As in Schulze STV, in a given contest, each voter may give his vote to
any candidate he prefers to C. But how is this assignment to be guided? 
Well, that's where the difference comes in. Let x_j be the number of 
seats given to the jth party in the set sA.
Let f(x_1, ..., x_n, n; p_1, ..., p_n) be the multinomial pmf for n 
draws where the probability of drawing an item from category j is p_j, 
and x_j is the number of items drawn. Let p_j be the fraction of the 
voters' support that goes to the jth party. Then the voter-party support 
assignment is done so as to maximize f. So in this particular contest, 
the voters are engaging in a kind of maximum-likelihood cumulative vote 
DSV against C.

Some voters may not be able to contribute to this - for instance, if
they rank C on top. Let nv be the number of voters who did contribute.
Then c(sA, sB) = nv * f(x_1, ..., x_n, n; p_1, ..., p_n).

There is one other quirk to iron out. Since parties may have multiple
candidates in the running, C might be a member of a party that's also 
present in sA. In that case, since voters directly vote for parties, 
they are also allowed to support the party C is a part of if sA contains 
at least one member of that party. This doesn't directly help C because 
if the supporters of C's party were to dump too much support into that 
party, the fit that is optimized by f would decrease. Yet it's only 
permitted if at least one candidate of that party is present on the left 
side; otherwise, single-winner won't reduce properly. (It can also be 
seen by considering party support for A>B>C as 
A1>...>An>B1>...>Bn>C1>...>Cn and then using ordinary Schulze STV rules)

====

Note that it's conceptually easy to alter this system to take other
factors into account. Just alter the distribution and the pmf. For 
instance, if you want to incorporate that some parties may only have a 
few members (not enough to fill the council), then replace the 
multinomial with the multivariate hypergeometric distribution.

Also, the method above converges to Sainte-Lague/Webster when everybody
plumps for one party each, and the council size is large.
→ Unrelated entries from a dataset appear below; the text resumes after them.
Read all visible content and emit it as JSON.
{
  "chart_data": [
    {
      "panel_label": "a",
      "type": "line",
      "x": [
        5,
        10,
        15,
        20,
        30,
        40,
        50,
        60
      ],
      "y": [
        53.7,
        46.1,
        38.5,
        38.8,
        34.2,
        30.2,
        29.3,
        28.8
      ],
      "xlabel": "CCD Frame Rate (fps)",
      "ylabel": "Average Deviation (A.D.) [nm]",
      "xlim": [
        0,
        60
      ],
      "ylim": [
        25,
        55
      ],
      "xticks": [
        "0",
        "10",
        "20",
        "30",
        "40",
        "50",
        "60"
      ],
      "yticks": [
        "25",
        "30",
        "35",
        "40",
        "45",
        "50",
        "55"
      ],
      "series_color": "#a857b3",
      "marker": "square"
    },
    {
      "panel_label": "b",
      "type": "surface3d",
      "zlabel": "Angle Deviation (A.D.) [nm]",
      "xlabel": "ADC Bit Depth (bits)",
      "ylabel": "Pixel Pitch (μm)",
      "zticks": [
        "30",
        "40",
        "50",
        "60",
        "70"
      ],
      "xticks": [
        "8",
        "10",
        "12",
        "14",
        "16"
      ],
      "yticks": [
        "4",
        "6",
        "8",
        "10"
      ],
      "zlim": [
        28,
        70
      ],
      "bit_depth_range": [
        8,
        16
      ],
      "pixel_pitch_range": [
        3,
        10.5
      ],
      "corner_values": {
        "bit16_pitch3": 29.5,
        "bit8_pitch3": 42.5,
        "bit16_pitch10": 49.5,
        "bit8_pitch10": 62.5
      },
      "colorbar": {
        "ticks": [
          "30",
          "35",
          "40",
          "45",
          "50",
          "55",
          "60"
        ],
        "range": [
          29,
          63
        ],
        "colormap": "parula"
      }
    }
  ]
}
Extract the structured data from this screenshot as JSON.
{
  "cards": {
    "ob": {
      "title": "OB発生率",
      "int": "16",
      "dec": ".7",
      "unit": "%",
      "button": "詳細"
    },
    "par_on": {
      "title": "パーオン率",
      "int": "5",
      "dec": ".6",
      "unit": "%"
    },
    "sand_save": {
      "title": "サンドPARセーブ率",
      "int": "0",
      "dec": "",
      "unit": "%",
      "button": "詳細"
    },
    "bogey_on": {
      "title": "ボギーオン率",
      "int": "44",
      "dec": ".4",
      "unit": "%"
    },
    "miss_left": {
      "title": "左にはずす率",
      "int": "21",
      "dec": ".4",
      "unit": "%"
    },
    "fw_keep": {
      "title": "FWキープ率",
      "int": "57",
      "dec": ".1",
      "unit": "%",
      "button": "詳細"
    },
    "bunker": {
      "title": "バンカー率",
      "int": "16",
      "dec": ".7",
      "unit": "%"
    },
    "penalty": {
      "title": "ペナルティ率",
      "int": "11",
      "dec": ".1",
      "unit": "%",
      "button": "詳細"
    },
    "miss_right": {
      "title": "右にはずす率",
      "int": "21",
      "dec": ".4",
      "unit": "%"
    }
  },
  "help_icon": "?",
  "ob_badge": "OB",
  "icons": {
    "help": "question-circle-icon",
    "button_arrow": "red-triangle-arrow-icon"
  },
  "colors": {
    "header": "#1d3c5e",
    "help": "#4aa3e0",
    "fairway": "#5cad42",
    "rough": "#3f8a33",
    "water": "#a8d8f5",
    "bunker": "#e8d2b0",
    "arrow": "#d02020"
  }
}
This is 
because Sainte-Lague/Webster optimizes the Sainte-Lague index, which, 
through its connection to the chi-squared test, finds the council that 
optimizes f above when the council size is large enough.

The mathematical simplicity of the thing might mean that one can 
optimize it to run on large instances. In particular, dealing with it on 
a candidate by candidate basis rather than a party-by-party basis is 
designed to make full use of excess votes so they may add up to give a 
seat to a compromise party. Perhaps one could determine the number of 
safe seats for each party in a per-party manner and then hone the result 
afterwards.

One could also imagine an Approval variant of the concept: voters 
approve of one or more candidates or parties. Then the method picks the 
council that maximizes nv * f as above where each voter's support is 
distributed over the candidates or parties he approved, cumulative 
voting style. But I have a hunch that such a method would reduce to 
Monroe's method or a variant of it.

As for applying MJ to this idea... perhaps robust estimators? I don't know.

I could write something about how to find the optimal vote supports as 
well, but this post is long enough. Tell me so if you think I should. 
The short of it is that it comes down to optimizing a weighted sum of 
logarithms under linear constraints.